Putting it together:
$$ \boxed{\text{FLOPs}_{train/token} \approx 6P + 12Lsd + 6dv + \mathcal{O}(Ld)} $$| Term | Source | When it matters |
|---|---|---|
| $6P$ | Dense linear layers | Always — the dominant baseline |
| $12Lsd$ | Attention ($QK^T$, Attn$\times$V) | Long context ($s \gtrsim d$) |
| $6dv$ | Output logits projection | Small models or large vocab |
| $\mathcal{O}(Ld)$ | Softmax, norms, activations | Rarely dominant |
For typical LLM training regimes ($d \gg s$), the $6P$ term dominates and the rule is a good approximation. But for long-context training (e.g. $s = 128\text{K}$ with $d = 8192$), the attention correction $12Lsd$ becomes comparable to or exceeds $6P$, and the simple rule breaks down.

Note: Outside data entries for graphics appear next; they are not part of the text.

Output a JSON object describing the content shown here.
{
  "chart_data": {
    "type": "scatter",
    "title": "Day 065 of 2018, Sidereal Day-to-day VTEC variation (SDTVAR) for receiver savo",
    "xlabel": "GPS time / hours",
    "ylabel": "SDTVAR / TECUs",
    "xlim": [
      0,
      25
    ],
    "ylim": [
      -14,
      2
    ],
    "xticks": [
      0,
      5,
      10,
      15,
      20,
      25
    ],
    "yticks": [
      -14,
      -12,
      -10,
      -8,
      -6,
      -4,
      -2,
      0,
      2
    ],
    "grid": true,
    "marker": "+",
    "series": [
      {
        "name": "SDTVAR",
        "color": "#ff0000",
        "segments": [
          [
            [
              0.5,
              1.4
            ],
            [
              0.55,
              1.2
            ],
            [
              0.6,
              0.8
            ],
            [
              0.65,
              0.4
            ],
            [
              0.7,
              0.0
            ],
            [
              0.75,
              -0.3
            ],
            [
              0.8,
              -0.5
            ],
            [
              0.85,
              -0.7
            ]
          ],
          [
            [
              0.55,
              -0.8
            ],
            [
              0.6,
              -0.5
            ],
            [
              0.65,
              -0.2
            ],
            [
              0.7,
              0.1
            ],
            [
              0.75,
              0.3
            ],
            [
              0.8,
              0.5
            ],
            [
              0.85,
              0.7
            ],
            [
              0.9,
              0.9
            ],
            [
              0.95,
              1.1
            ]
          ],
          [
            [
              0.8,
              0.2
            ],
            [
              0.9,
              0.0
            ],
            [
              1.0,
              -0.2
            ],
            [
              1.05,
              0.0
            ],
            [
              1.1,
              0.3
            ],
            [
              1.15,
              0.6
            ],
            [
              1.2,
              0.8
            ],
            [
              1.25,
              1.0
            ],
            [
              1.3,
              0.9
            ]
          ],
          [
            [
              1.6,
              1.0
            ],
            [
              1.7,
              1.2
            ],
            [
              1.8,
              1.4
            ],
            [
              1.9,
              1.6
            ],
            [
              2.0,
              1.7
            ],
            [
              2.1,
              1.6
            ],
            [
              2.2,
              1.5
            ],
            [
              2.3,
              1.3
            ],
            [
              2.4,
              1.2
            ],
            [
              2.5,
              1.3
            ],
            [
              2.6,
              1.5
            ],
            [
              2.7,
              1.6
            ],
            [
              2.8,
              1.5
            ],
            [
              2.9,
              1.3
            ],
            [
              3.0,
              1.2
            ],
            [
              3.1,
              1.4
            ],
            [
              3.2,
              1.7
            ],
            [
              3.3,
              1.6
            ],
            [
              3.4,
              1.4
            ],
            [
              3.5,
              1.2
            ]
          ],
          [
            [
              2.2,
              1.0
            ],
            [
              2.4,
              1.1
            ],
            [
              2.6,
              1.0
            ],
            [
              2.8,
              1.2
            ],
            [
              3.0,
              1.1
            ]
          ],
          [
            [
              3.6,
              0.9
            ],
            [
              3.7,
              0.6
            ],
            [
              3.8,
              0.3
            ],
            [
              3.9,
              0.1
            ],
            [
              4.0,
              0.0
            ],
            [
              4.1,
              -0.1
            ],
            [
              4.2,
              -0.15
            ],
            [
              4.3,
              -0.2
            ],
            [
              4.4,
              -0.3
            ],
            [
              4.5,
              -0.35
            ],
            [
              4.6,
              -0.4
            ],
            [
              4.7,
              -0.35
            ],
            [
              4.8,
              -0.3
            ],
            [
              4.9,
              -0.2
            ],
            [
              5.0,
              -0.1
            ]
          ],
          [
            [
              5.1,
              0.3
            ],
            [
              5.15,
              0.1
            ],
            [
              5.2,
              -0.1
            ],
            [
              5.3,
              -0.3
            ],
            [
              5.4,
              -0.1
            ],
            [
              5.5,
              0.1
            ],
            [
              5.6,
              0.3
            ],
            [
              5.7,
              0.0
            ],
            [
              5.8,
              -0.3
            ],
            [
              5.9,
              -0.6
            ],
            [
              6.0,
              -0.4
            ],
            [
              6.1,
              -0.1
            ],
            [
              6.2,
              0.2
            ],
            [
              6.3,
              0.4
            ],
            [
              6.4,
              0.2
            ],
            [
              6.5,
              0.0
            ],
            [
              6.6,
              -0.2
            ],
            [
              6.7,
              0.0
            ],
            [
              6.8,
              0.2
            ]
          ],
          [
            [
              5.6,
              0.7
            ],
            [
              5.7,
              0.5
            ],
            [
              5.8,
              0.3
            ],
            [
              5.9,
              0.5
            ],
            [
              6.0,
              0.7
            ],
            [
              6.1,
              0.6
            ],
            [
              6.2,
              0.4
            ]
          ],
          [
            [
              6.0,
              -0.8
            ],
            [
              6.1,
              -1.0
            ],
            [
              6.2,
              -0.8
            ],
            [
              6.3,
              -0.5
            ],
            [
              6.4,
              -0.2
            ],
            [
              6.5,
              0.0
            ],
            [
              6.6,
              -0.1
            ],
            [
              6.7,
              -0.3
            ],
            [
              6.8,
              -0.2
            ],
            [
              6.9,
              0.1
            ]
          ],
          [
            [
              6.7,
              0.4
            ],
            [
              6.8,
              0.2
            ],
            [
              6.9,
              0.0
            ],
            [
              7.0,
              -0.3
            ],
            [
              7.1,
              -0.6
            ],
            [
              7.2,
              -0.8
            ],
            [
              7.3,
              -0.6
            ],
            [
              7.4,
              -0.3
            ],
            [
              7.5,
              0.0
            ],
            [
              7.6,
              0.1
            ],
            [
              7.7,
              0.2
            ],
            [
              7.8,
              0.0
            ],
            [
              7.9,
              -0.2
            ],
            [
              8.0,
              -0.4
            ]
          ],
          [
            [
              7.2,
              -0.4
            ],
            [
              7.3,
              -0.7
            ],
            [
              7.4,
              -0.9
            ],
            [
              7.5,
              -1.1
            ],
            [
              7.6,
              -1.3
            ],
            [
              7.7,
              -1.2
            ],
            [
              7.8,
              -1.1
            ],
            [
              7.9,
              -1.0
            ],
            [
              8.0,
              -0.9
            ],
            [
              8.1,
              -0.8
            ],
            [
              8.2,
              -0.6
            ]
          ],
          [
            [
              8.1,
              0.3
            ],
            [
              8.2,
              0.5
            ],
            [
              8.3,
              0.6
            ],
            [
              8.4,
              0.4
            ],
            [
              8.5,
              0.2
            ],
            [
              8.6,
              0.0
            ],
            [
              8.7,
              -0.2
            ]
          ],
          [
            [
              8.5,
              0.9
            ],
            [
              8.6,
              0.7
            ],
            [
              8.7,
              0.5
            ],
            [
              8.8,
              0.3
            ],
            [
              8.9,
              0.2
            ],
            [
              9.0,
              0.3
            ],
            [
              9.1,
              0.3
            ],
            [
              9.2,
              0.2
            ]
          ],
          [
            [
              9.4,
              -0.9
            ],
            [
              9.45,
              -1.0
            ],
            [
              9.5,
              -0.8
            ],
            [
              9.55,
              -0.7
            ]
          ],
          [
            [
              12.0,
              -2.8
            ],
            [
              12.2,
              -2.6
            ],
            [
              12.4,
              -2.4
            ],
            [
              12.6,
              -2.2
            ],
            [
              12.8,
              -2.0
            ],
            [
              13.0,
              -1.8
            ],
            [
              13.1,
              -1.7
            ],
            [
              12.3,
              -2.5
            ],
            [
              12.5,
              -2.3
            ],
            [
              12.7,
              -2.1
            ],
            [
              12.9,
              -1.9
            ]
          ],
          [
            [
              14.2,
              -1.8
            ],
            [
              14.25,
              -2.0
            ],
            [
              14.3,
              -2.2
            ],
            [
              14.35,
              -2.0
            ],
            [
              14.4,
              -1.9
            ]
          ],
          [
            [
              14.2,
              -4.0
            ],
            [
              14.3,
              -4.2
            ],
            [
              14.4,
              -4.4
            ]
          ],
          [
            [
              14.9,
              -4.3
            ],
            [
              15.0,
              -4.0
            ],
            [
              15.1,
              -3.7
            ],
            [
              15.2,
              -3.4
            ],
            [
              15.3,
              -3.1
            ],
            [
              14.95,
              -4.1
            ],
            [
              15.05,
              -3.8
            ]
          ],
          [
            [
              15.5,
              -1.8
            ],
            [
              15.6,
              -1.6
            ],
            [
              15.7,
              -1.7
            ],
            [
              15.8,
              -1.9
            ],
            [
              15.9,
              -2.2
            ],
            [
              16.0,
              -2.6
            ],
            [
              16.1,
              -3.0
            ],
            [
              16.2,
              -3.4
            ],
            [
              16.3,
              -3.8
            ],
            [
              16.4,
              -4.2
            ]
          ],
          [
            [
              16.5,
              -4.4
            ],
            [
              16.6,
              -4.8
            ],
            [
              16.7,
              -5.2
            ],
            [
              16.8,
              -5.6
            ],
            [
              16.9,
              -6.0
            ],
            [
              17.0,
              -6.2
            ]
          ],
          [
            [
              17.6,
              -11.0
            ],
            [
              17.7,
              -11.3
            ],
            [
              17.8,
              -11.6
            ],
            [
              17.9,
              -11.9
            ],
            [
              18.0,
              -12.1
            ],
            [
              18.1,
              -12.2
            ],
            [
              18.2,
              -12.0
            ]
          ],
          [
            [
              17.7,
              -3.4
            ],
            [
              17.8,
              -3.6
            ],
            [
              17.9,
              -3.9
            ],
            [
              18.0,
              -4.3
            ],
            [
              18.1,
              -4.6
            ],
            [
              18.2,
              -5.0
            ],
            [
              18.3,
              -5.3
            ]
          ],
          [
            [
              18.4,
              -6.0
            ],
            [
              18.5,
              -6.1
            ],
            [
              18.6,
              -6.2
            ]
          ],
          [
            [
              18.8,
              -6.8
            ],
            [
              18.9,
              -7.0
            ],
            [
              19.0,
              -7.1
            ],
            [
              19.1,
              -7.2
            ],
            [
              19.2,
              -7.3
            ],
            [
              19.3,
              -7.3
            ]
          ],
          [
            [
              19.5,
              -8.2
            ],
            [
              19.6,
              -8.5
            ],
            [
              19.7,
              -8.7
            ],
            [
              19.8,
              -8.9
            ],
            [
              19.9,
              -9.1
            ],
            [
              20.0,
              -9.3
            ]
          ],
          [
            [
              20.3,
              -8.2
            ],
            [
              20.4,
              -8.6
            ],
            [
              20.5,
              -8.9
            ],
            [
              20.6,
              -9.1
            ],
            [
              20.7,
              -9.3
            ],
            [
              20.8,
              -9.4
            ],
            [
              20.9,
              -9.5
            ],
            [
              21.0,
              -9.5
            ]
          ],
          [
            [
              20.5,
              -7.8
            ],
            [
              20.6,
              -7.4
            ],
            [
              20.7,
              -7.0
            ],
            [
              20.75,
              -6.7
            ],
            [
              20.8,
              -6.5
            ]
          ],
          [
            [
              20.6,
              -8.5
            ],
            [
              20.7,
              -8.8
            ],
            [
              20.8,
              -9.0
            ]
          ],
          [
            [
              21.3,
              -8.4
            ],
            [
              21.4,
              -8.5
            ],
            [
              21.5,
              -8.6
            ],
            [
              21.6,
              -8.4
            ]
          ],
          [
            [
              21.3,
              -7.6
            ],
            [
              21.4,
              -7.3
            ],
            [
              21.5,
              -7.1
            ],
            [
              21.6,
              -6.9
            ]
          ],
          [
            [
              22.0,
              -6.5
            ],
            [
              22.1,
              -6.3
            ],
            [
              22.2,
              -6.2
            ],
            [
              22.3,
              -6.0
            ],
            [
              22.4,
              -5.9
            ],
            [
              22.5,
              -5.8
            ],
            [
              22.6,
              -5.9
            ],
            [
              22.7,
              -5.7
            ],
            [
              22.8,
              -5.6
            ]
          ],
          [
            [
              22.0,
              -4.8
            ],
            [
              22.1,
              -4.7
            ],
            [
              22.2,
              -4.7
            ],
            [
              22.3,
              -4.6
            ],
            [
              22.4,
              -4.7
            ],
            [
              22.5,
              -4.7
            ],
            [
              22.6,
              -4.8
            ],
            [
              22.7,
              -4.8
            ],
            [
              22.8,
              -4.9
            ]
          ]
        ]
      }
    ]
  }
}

Activation Memory (per layer)
During training, the forward pass must store intermediate tensors for backpropagation. The major stored activations per decoder layer (in number of elements, multiply by bytes-per-element for memory):
| Stored Activation | Size |
|---|---|
| 2× Norm inputs | $2 \times bsd$ |
| QKV projection input (= norm output) | $bsd$ |
| Q, K tensors | $2 \times bsd$ |
| V tensor | $bsd$ |
| Softmax output | $bas^2$ |
| Attention dropout mask | $bas^2$ (1-bit) |
| Output projection input | $bsd$ |
| MLP first linear input | $bsd$ |
| GeLU/SiLU input | $bs \cdot d_{ff}$ |
| MLP last linear input | $bs \cdot d_{ff}$ |
Approximate total per layer (with $d_{ff} = 4d$):
$$ \approx 10 \cdot bsd + 2 \cdot bas^2 $$In mixed-precision training (fp16/bf16 activations at 2 bytes each):
$$ \approx 20 \cdot bsd + 4 \cdot bas^2 \quad \text{bytes per layer} $$The $bas^2$ term grows quadratically with sequence length and can dominate for long contexts. This is a key motivation for techniques like FlashAttention (which avoids materializing the full $s \times s$ attention matrix), activation checkpointing / recomputation, and sequence parallelism.